Ogni volta è il record negativo: l’anno più caldo di sempre, quello meno piovoso, quello con più anidride carbonica nell’atmosfera o con meno ghiaccio nell’Artico. E certamente non conforta sapere che nonostante gli impegni e gli investimenti in tecnologie di decarbonizzazione decisi a livello globale, allo stato il pianeta è in rotta per un aumento della temperatura media di circa 3 gradi centigradi a fine secolo. Non è dunque un caso se gli scienziati pensano di affiancare alla inevitabile riduzione delle emissioni di CO2 le cosiddette «emissioni negative». Ovvero, soluzioni per rimuovere su larga scala dall’atmosfera l’anidride carbonica già emessa.
Tradizionalmente gli ambientalisti vedono con sospetto questo tipo di risposte al problema del riscaldamento globale. Il timore è che divengano una scusa per continuare a inquinare impunemente. Ma guardando freddamente ai numeri, è ormai chiaro che sarà difficile fare a meno di una strategia di «emissioni negative». Come spiega Ottmar Edenhofer, dell’autorevole Pik di Potsdam e membro dell’Ipcc, «la possibilità di centrare gli obiettivi di Parigi dipenderà moltissimo da quanto potremo fare in tema di emissioni negative».

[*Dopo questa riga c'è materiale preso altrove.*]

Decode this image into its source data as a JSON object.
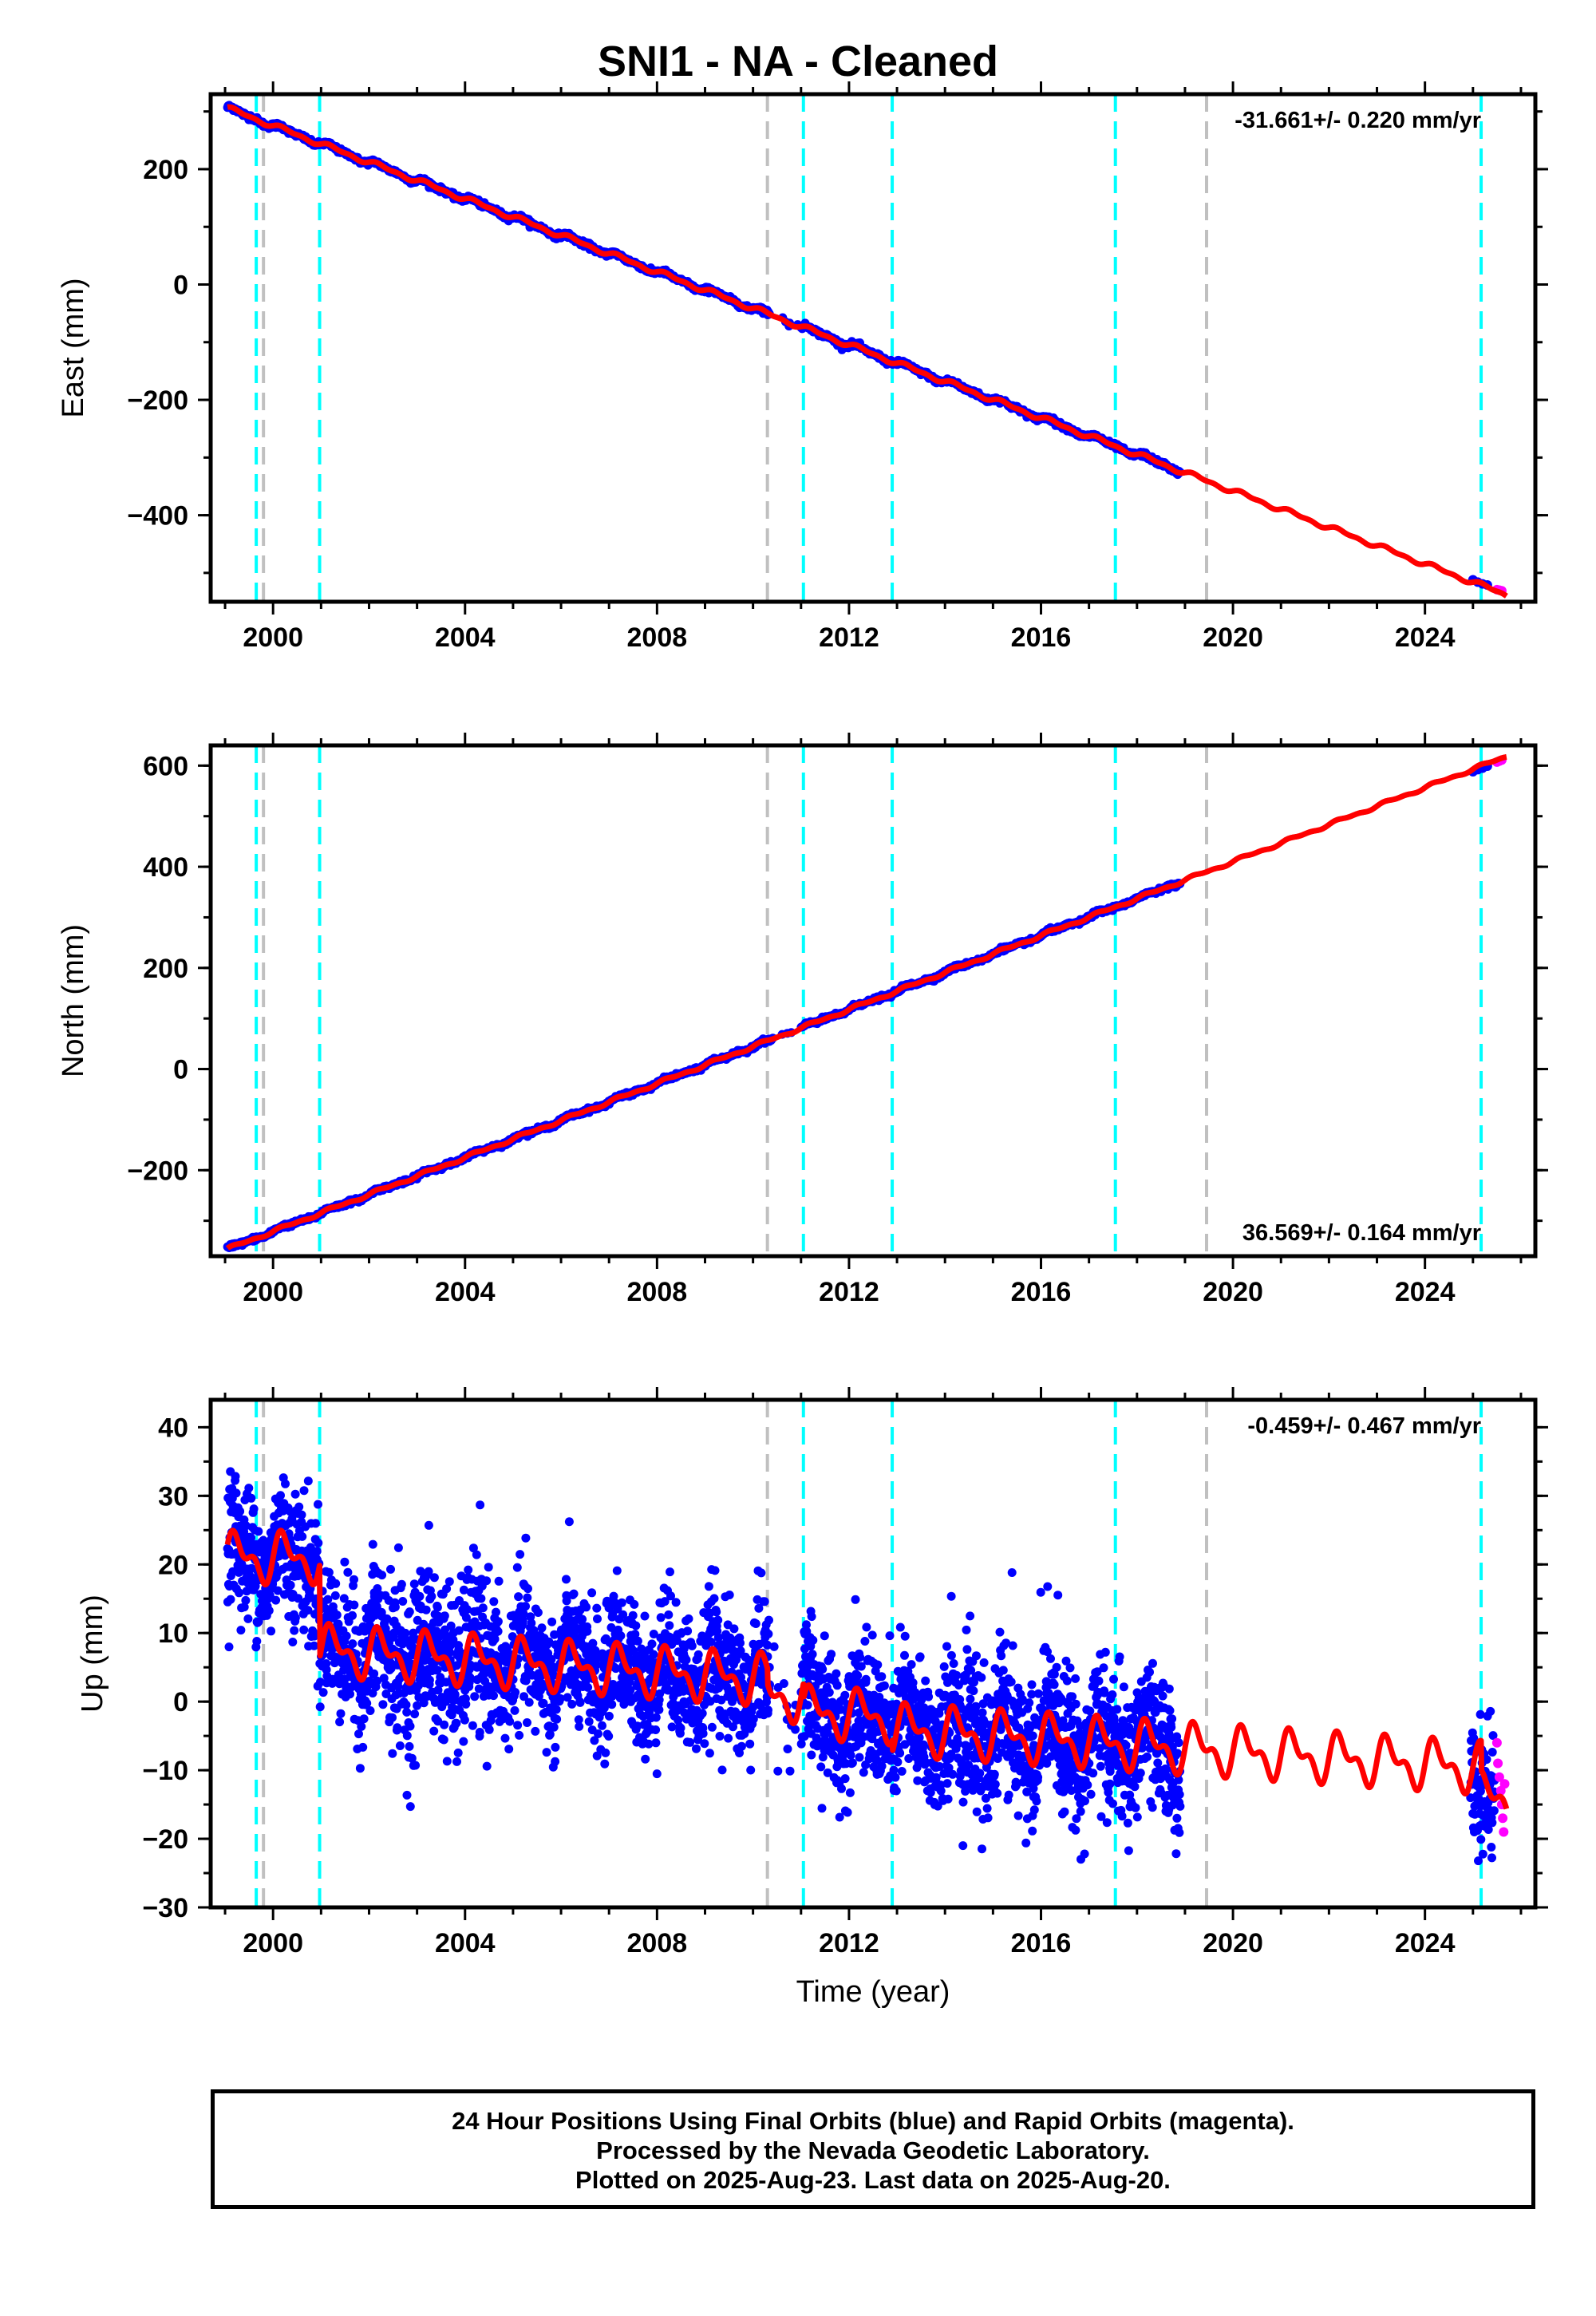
{
  "title": "SNI1  - NA - Cleaned",
  "footer": {
    "line1": "24 Hour Positions Using Final Orbits (blue) and Rapid Orbits (magenta).",
    "line2": "Processed by the Nevada Geodetic Laboratory.",
    "line3": "Plotted on 2025-Aug-23. Last data on 2025-Aug-20."
  },
  "colors": {
    "final_orbits": "#0000ff",
    "rapid_orbits": "#ff00ff",
    "model_fit": "#ff0000",
    "event_equipment": "#00ffff",
    "event_other": "#c0c0c0"
  },
  "chart_data": [
    {
      "type": "scatter",
      "ylabel": "East (mm)",
      "xlabel": "",
      "xlim": [
        1998.7,
        2026.3
      ],
      "ylim": [
        -550,
        330
      ],
      "xticks": [
        2000,
        2004,
        2008,
        2012,
        2016,
        2020,
        2024
      ],
      "yticks": [
        -400,
        -200,
        0,
        200
      ],
      "annotation": "-31.661+/- 0.220 mm/yr",
      "annotation_position": "top-right",
      "trend": {
        "rate": -31.661,
        "value_2000": 275.4,
        "annual_amplitude": 4
      },
      "final_data": {
        "start": 1999.05,
        "end": 2018.9,
        "scatter_sd": 2.2,
        "extra": [
          [
            2025.0,
            -512
          ],
          [
            2025.1,
            -516
          ],
          [
            2025.2,
            -519
          ],
          [
            2025.3,
            -521
          ]
        ]
      },
      "rapid_data": [
        [
          2025.5,
          -529
        ],
        [
          2025.55,
          -530
        ],
        [
          2025.6,
          -531
        ]
      ],
      "events_equipment": [
        1999.65,
        2000.97,
        2011.05,
        2012.9,
        2017.55,
        2025.17
      ],
      "events_other": [
        1999.8,
        2010.3,
        2019.45
      ]
    },
    {
      "type": "scatter",
      "ylabel": "North (mm)",
      "xlabel": "",
      "xlim": [
        1998.7,
        2026.3
      ],
      "ylim": [
        -370,
        640
      ],
      "xticks": [
        2000,
        2004,
        2008,
        2012,
        2016,
        2020,
        2024
      ],
      "yticks": [
        -200,
        0,
        200,
        400,
        600
      ],
      "annotation": "36.569+/- 0.164 mm/yr",
      "annotation_position": "bottom-right",
      "trend": {
        "rate": 36.569,
        "value_2000": -321.2,
        "annual_amplitude": 3
      },
      "final_data": {
        "start": 1999.05,
        "end": 2018.9,
        "scatter_sd": 2.0,
        "extra": [
          [
            2025.0,
            588
          ],
          [
            2025.1,
            592
          ],
          [
            2025.2,
            595
          ],
          [
            2025.3,
            599
          ]
        ]
      },
      "rapid_data": [
        [
          2025.5,
          607
        ],
        [
          2025.55,
          609
        ],
        [
          2025.6,
          611
        ]
      ],
      "events_equipment": [
        1999.65,
        2000.97,
        2011.05,
        2012.9,
        2017.55,
        2025.17
      ],
      "events_other": [
        1999.8,
        2010.3,
        2019.45
      ]
    },
    {
      "type": "scatter",
      "ylabel": "Up (mm)",
      "xlabel": "Time (year)",
      "xlim": [
        1998.7,
        2026.3
      ],
      "ylim": [
        -30,
        44
      ],
      "xticks": [
        2000,
        2004,
        2008,
        2012,
        2016,
        2020,
        2024
      ],
      "yticks": [
        -30,
        -20,
        -10,
        0,
        10,
        20,
        30,
        40
      ],
      "annotation": "-0.459+/- 0.467 mm/yr",
      "annotation_position": "top-right",
      "segments_fit": [
        {
          "from": 1999.0,
          "to": 2000.97,
          "offset": 21.0,
          "rate": 0
        },
        {
          "from": 2000.97,
          "to": 2010.3,
          "offset": 7.5,
          "rate": -0.459
        },
        {
          "from": 2010.3,
          "to": 2011.05,
          "offset": 1.0,
          "rate": -0.459
        },
        {
          "from": 2011.05,
          "to": 2012.9,
          "offset": -1.5,
          "rate": -0.459
        },
        {
          "from": 2012.9,
          "to": 2025.17,
          "offset": -4.0,
          "rate": -0.459
        },
        {
          "from": 2025.17,
          "to": 2025.7,
          "offset": -14.0,
          "rate": 0
        }
      ],
      "annual_amplitude": 3.5,
      "final_data": {
        "start": 1999.05,
        "end": 2018.9,
        "scatter_sd": 4.8,
        "extra_start": 2024.95,
        "extra_end": 2025.45
      },
      "rapid_data": [
        [
          2025.5,
          -6
        ],
        [
          2025.52,
          -9
        ],
        [
          2025.55,
          -11
        ],
        [
          2025.58,
          -13
        ],
        [
          2025.6,
          -15
        ],
        [
          2025.62,
          -17
        ],
        [
          2025.64,
          -19
        ],
        [
          2025.66,
          -12
        ]
      ],
      "events_equipment": [
        1999.65,
        2000.97,
        2011.05,
        2012.9,
        2017.55,
        2025.17
      ],
      "events_other": [
        1999.8,
        2010.3,
        2019.45
      ]
    }
  ]
}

Per definizione la più efficiente «macchina» per assorbire CO2 dall’aria e fissarla è anche quella meno costosa e più facile da realizzare: si tratta dei comunissimi alberi. Riforestare – ma anche ricostruire le zone umide costiere, le torbiere e le praterie, grandi assorbitrici di anidride carbonica – è e sarà dunque la strada maestra e più «naturale». Ma aziende e scienziati scommettono su nuove tecnologie per «succhiare» direttamente dall’aria l’anidride carbonica attraverso un procedimento chiamato Direct Air Capture (Dac).
La Dac sembra una soluzione fantascientifica, ma in realtà già funzionano almeno tre sistemi in grado di assorbire il più diffuso dei gas serra dall’aria. Sistemi per adesso sperimentali, di piccolissime dimensioni, oltre che non ancora economicamente sostenibili, visto che per eliminare una sola tonnellata di CO2 bisogna spendere 600 dollari. C’è quello degli svizzeri della Climeworks, quello dei canadesi di Carbon Engineering, e quello degli americani di Global Thermostat. Fondamentalmente agiscono tutti sulla base dello stesso principio: attraverso grandi sistemi di ventole aspiranti l’aria viene fatta passare attraverso uno speciale filtro, che assorbe e «blocca» la CO2. Che poi può essere «stabilizzata», o trasformata in carburante o fertilizzanti.
Per adesso il progetto di Climeworks sembra quello più avanti. In un paesino vicino Zurigo, nei pressi di un inceneritore, dallo scorso maggio funziona una «centrale negativa» in grado di succhiare via 1.000 tonnellate di CO2 l’anno, per adesso utilizzate in una serra vicina. È poca cosa: equivale alle emissioni annue di 20 famiglie americane. Più interessante è il nuovo impianto aperto da ottobre vicino una centrale geotermica in Islanda, a 25 chilometri da Reykjavik. Qui già era in corso una sperimentazione per «mineralizzare» l’anidride carbonica, iniettandola insieme ad acqua in rocce basaltiche a 700 metri di profondità. E qui Climeworks ha costruito un impianto che spedisce sottoterra la CO2 filtrata dal sistema. Col vantaggio di adoperare energia elettrica da fonti rinnovabili.
Anche in questo caso si tratta di una struttura piccola (50 tonnellate l’anno) e molto costosa. Eppure Jan Wurzbacher, direttore di Climeworks, è convinto di poter abbattere in modo drastico i costi fino a 100 dollari per tonnellata di CO2 assorbita, visto che la tecnologia è modulare e facilmente scalabile. L’obiettivo, davvero ambizioso, è quello di catturare entro il 2025 l’1% delle emissioni annue globali di CO2. Servirebbero però almeno 750mila unità tipo quella in funzione a Zurigo.
Sulla stessa linea si pone Carbon Engineering, che ha sviluppato un impianto sperimentale a Squamish, nella British Columbia, che a partire dalla CO2 genera carburante; Peter Eisenberger, cofondatore di Global Thermostat, giura di poter scendere addirittura fino a 50 dollari. Anche così, però, rimuovere un quarto delle emissioni mondiali annue di anidride carbonica costerebbe 500 miliardi l’anno. Insomma, una tecnologia promettente, ma c’è molto da lavorare. Forse non ne potremo fare a meno. Intanto, piantiamo alberi.